Tam arka sıramda kimse oturmuyordu. Emin olmak için gözlerimi birkaç kez kapa-aç yaptım. Ama boştu işte. Lanet olası sırada kimse oturmuyordu. Kafamı geri önüme çevirince onun buraya doğru yaklaştığını gördüm. Etrafımda ki sesleri net duyamıyordum bile. Kitlenmiştim. Yaklaştıkça kalbim daha hızlı atmaya başlıyordu. Terliyordum, hemde soğuk soğuk. Arkama geçtiğinde kalp atışlarımdan başka bir şey duyamıyordum. Nefes bile almamaya çalışıyordum çünkü o lanet parfümü hala eskisi gibi kokup beni deli etmeye yetiyordu. Gözlerim bu sefer saati bulduğunda daha dersin bitmesine yirmi beş dakika kaldığını gördüm. Hiç bitmeyecek bir yirmi beş dakika. Arkada onun varlığını hissedebiliyordum ve bunun benim için iyi olduğunu söyleyemem. Ne yapmam gerektiğini bile bilmiyordum. Durup dersi mi dinlemeliydim ya da önümdeki hiçbir sike yaramayan kitaba bir şeyler mi karalamalıydım bilmiyordum. Tek düşünebildiğim onun şuan arkamda oturduğu ve bana oldukça yakın olduğuydu, en azından üç yıl aradan sonra. 

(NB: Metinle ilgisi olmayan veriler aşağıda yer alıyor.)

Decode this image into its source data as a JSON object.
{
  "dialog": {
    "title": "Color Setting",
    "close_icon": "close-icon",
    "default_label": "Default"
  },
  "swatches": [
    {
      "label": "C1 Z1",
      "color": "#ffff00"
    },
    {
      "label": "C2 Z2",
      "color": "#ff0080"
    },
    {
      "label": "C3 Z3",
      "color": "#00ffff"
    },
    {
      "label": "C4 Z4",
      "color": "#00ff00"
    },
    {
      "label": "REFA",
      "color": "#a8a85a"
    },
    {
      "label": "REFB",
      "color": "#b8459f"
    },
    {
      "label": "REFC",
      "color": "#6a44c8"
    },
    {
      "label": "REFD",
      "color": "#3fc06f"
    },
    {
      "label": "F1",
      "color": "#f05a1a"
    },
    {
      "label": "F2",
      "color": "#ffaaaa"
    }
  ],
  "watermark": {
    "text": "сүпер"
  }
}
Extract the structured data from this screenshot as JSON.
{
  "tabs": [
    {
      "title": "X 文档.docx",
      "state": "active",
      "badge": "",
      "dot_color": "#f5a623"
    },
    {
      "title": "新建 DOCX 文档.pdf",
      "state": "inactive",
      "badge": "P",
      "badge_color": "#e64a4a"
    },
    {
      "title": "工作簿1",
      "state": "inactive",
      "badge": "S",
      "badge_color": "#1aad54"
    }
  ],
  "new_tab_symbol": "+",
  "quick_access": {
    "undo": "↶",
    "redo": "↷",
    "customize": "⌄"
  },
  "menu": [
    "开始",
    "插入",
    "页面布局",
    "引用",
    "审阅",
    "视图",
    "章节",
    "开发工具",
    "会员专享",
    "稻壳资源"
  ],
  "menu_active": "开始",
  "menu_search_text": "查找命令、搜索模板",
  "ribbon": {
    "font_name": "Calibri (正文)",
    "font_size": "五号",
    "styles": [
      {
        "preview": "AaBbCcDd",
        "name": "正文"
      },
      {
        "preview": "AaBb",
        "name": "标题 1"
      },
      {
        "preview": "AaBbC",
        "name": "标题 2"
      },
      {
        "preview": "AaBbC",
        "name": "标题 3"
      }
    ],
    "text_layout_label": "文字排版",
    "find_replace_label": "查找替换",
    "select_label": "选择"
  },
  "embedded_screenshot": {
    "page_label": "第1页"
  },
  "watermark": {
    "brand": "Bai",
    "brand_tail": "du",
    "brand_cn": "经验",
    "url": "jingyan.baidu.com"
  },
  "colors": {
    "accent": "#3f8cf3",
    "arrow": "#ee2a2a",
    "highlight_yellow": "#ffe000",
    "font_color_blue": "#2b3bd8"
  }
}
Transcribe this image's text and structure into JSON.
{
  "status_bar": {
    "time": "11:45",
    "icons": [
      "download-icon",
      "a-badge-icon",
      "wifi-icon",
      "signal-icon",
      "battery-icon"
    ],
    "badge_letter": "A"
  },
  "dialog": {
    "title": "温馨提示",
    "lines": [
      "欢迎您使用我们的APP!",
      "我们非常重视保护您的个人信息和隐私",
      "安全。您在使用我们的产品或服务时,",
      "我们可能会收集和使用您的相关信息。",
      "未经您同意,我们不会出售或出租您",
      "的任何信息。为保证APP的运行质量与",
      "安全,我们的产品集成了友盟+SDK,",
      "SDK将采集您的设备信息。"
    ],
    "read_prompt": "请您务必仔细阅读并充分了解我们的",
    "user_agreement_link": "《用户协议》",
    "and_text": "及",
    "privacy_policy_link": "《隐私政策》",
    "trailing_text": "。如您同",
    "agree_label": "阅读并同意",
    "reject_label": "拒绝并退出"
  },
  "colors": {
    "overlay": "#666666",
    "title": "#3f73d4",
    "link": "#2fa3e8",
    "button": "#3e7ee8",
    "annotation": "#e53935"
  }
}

Ben düşüncelerimle kaybedeceğim bir savaşa girmişken arkamda bir hareketlilik hissettim. Yerinde kıpırdanıp duruyordu. Dizini hızlıca salladığı için bunu ben de hissedebiliyordum.

Ben ne olduğunu anlamlandıramadan o bir anda yerinden kalktı ve yanımdan hızla geçerek sınıftan çıktı. Tabii ki arkasında sınıfın kapısına bakakalmış bir sürü öğrenci ve bir öğretmen bırakarak.

Bir süre kapıya bakalaldım. Gerçekten delirmeye başlamış olmalıydı ya da ben şizofrene bağlayıp kafamdaki sahte senaryolara kendimi fazla kaptırmaya.